Lot Essay
A pioneer of British Art, Matthew Smith was deemed both the ‘English Fauvist’ and a modernist portraitist. Connie Martin exemplifies Smith’s arresting use of colour and his manipulation of traditional compositions.
The influence of Fauvism is most prominent in Smith’s early works. The quick application of paint and the separation of pure colours on the canvas coincided with the young artist’s belief that colour and form were of equal importance, and this rejection of traditional ideals appealed to Smith. In resistance to the academic institutions that had prioritised technicality over expression, Smith moved to Paris in 1911 to study at the Atelier Matisse. His work flourished amidst the exhilarating release from confinement and the immersion in new influences. ‘Non-finito’ works, for example, exposed the elementary workings of Smith’s processes; large swathes of the canvas could remain bare and untouched while the work functioned as a cohesive whole regardless. For Smith, “the gravest immorality [was] to try to finish what isn’t well begun. But a picture that is well begun may be left off at any point.” The artistic freedom that Paris allowed for was fundamental in the progression of his Fauvist period.
Whilst in Paris, Matthew Smith frequented the home of Modernist art collectors Gertrude and Leo Stein. His life here was permeated with the influences of the people he met, and of other great works; those of Matisse, Vuillard, Cézanne, Bonnard, Van Gogh and Van Dongen had a clear impact on the nature of his work, and his access to modern artistic trends would have significantly outweighed that of his English contemporaries.

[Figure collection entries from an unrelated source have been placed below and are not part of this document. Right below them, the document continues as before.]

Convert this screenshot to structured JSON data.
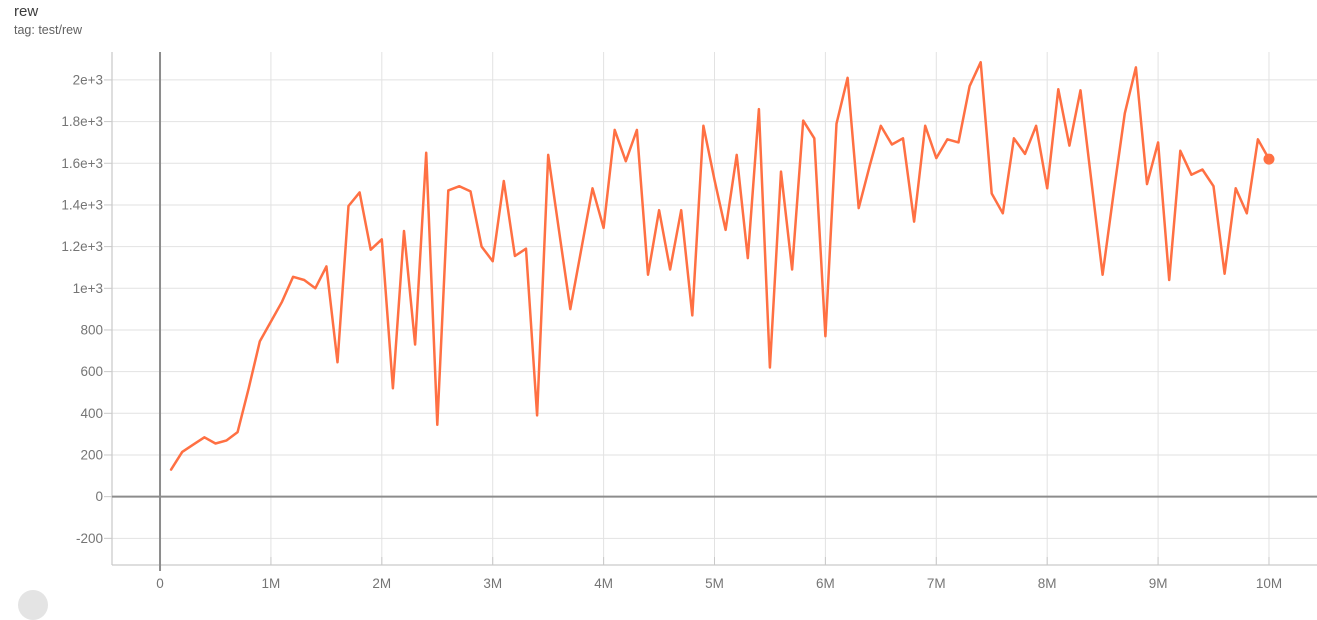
{
  "header": {
    "title": "rew",
    "subtitle": "tag: test/rew"
  },
  "colors": {
    "series": "#ff7043",
    "grid": "#e2e2e2",
    "border": "#c9c9c9",
    "zero_axis": "#8c8c8c",
    "tick_label": "#757575"
  },
  "chart_data": {
    "type": "line",
    "title": "rew",
    "xlabel": "",
    "ylabel": "",
    "legend": "none",
    "grid": true,
    "xlim": [
      -0.433,
      10.433
    ],
    "ylim": [
      -328,
      2134
    ],
    "x_axis": {
      "unit": "steps (millions)",
      "zero_line_m": 0,
      "ticks": [
        {
          "label": "0",
          "m": 0
        },
        {
          "label": "1M",
          "m": 1
        },
        {
          "label": "2M",
          "m": 2
        },
        {
          "label": "3M",
          "m": 3
        },
        {
          "label": "4M",
          "m": 4
        },
        {
          "label": "5M",
          "m": 5
        },
        {
          "label": "6M",
          "m": 6
        },
        {
          "label": "7M",
          "m": 7
        },
        {
          "label": "8M",
          "m": 8
        },
        {
          "label": "9M",
          "m": 9
        },
        {
          "label": "10M",
          "m": 10
        }
      ]
    },
    "y_axis": {
      "zero_line_v": 0,
      "ticks": [
        {
          "label": "-200",
          "v": -200
        },
        {
          "label": "0",
          "v": 0
        },
        {
          "label": "200",
          "v": 200
        },
        {
          "label": "400",
          "v": 400
        },
        {
          "label": "600",
          "v": 600
        },
        {
          "label": "800",
          "v": 800
        },
        {
          "label": "1e+3",
          "v": 1000
        },
        {
          "label": "1.2e+3",
          "v": 1200
        },
        {
          "label": "1.4e+3",
          "v": 1400
        },
        {
          "label": "1.6e+3",
          "v": 1600
        },
        {
          "label": "1.8e+3",
          "v": 1800
        },
        {
          "label": "2e+3",
          "v": 2000
        }
      ]
    },
    "series": [
      {
        "name": "test/rew",
        "color": "#ff7043",
        "end_marker": true,
        "final_value": 1620,
        "points": [
          [
            0.1,
            130
          ],
          [
            0.2,
            215
          ],
          [
            0.3,
            250
          ],
          [
            0.4,
            285
          ],
          [
            0.5,
            255
          ],
          [
            0.6,
            270
          ],
          [
            0.7,
            310
          ],
          [
            0.8,
            520
          ],
          [
            0.9,
            745
          ],
          [
            1.0,
            840
          ],
          [
            1.1,
            935
          ],
          [
            1.2,
            1055
          ],
          [
            1.3,
            1040
          ],
          [
            1.4,
            1000
          ],
          [
            1.5,
            1105
          ],
          [
            1.6,
            645
          ],
          [
            1.7,
            1395
          ],
          [
            1.8,
            1460
          ],
          [
            1.9,
            1185
          ],
          [
            2.0,
            1235
          ],
          [
            2.1,
            520
          ],
          [
            2.2,
            1275
          ],
          [
            2.3,
            730
          ],
          [
            2.4,
            1650
          ],
          [
            2.5,
            345
          ],
          [
            2.6,
            1470
          ],
          [
            2.7,
            1490
          ],
          [
            2.8,
            1465
          ],
          [
            2.9,
            1200
          ],
          [
            3.0,
            1130
          ],
          [
            3.1,
            1515
          ],
          [
            3.2,
            1155
          ],
          [
            3.3,
            1190
          ],
          [
            3.4,
            390
          ],
          [
            3.5,
            1640
          ],
          [
            3.6,
            1270
          ],
          [
            3.7,
            900
          ],
          [
            3.8,
            1190
          ],
          [
            3.9,
            1480
          ],
          [
            4.0,
            1290
          ],
          [
            4.1,
            1760
          ],
          [
            4.2,
            1610
          ],
          [
            4.3,
            1760
          ],
          [
            4.4,
            1065
          ],
          [
            4.5,
            1375
          ],
          [
            4.6,
            1090
          ],
          [
            4.7,
            1375
          ],
          [
            4.8,
            870
          ],
          [
            4.9,
            1780
          ],
          [
            5.0,
            1520
          ],
          [
            5.1,
            1280
          ],
          [
            5.2,
            1640
          ],
          [
            5.3,
            1145
          ],
          [
            5.4,
            1860
          ],
          [
            5.5,
            620
          ],
          [
            5.6,
            1560
          ],
          [
            5.7,
            1090
          ],
          [
            5.8,
            1805
          ],
          [
            5.9,
            1720
          ],
          [
            6.0,
            770
          ],
          [
            6.1,
            1790
          ],
          [
            6.2,
            2010
          ],
          [
            6.3,
            1385
          ],
          [
            6.4,
            1590
          ],
          [
            6.5,
            1780
          ],
          [
            6.6,
            1690
          ],
          [
            6.7,
            1720
          ],
          [
            6.8,
            1320
          ],
          [
            6.9,
            1780
          ],
          [
            7.0,
            1625
          ],
          [
            7.1,
            1715
          ],
          [
            7.2,
            1700
          ],
          [
            7.3,
            1970
          ],
          [
            7.4,
            2085
          ],
          [
            7.5,
            1455
          ],
          [
            7.6,
            1360
          ],
          [
            7.7,
            1720
          ],
          [
            7.8,
            1645
          ],
          [
            7.9,
            1780
          ],
          [
            8.0,
            1480
          ],
          [
            8.1,
            1955
          ],
          [
            8.2,
            1685
          ],
          [
            8.3,
            1950
          ],
          [
            8.4,
            1510
          ],
          [
            8.5,
            1065
          ],
          [
            8.6,
            1460
          ],
          [
            8.7,
            1840
          ],
          [
            8.8,
            2060
          ],
          [
            8.9,
            1500
          ],
          [
            9.0,
            1700
          ],
          [
            9.1,
            1040
          ],
          [
            9.2,
            1660
          ],
          [
            9.3,
            1545
          ],
          [
            9.4,
            1570
          ],
          [
            9.5,
            1490
          ],
          [
            9.6,
            1070
          ],
          [
            9.7,
            1480
          ],
          [
            9.8,
            1360
          ],
          [
            9.9,
            1715
          ],
          [
            10.0,
            1620
          ]
        ]
      }
    ]
  }
}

The outbreak of the First World War saw Smith return to London where he took a studio on Fitzroy Street in Camden and, with the influences of Paris fresh in his mind, he produced some of his most significant portraits, including ‘Fitzroy Street Nude (I)’ (Tate) and ‘Fitzroy Street Nude (II)’ (British Council) It is in this period of his life that the current lot, Connie Martin, was executed.
This period of Smith’s oeuvre stood in stark contrast to the backdrop of London’s artistic output at the time. Broad areas of powerful colour in Smith’s work celebrated the flatness of the painted surface, whilst line was now employed in his portraits as much as tone. Smith would mark the main composition using a thin paint and later apply the colour to the form. In this way, he had moved on from the rapid and energetic application of paint that he had learnt from the Fauves, yet couldn’t quite be neatly placed within the category of the Colourists. “They all praise the colour, you know, but there is something else, I think”.
It is, however, in the abrupt and powerful use of colour that parallels between Smith and Matisse are most easily drawn. Matisse’s La Raie Verte (National Gallery of Denmark, Copenhagen) is an iconic portrait of the artist’s wife with a green band marking the centre of her face. The work scandalised critics when exhibited at the Salon d’Automne in 1905. Connie Martin subverts the accepted roles of colours in portraits in a very similar way. The green, however, that falls across Madame Matisse’s face might principally read as the decomposition of light into its constituent colouristic elements, a distinguished technique of the colourists, yet in Smith’s work its function is alongside the ‘something else’ that he had referred to.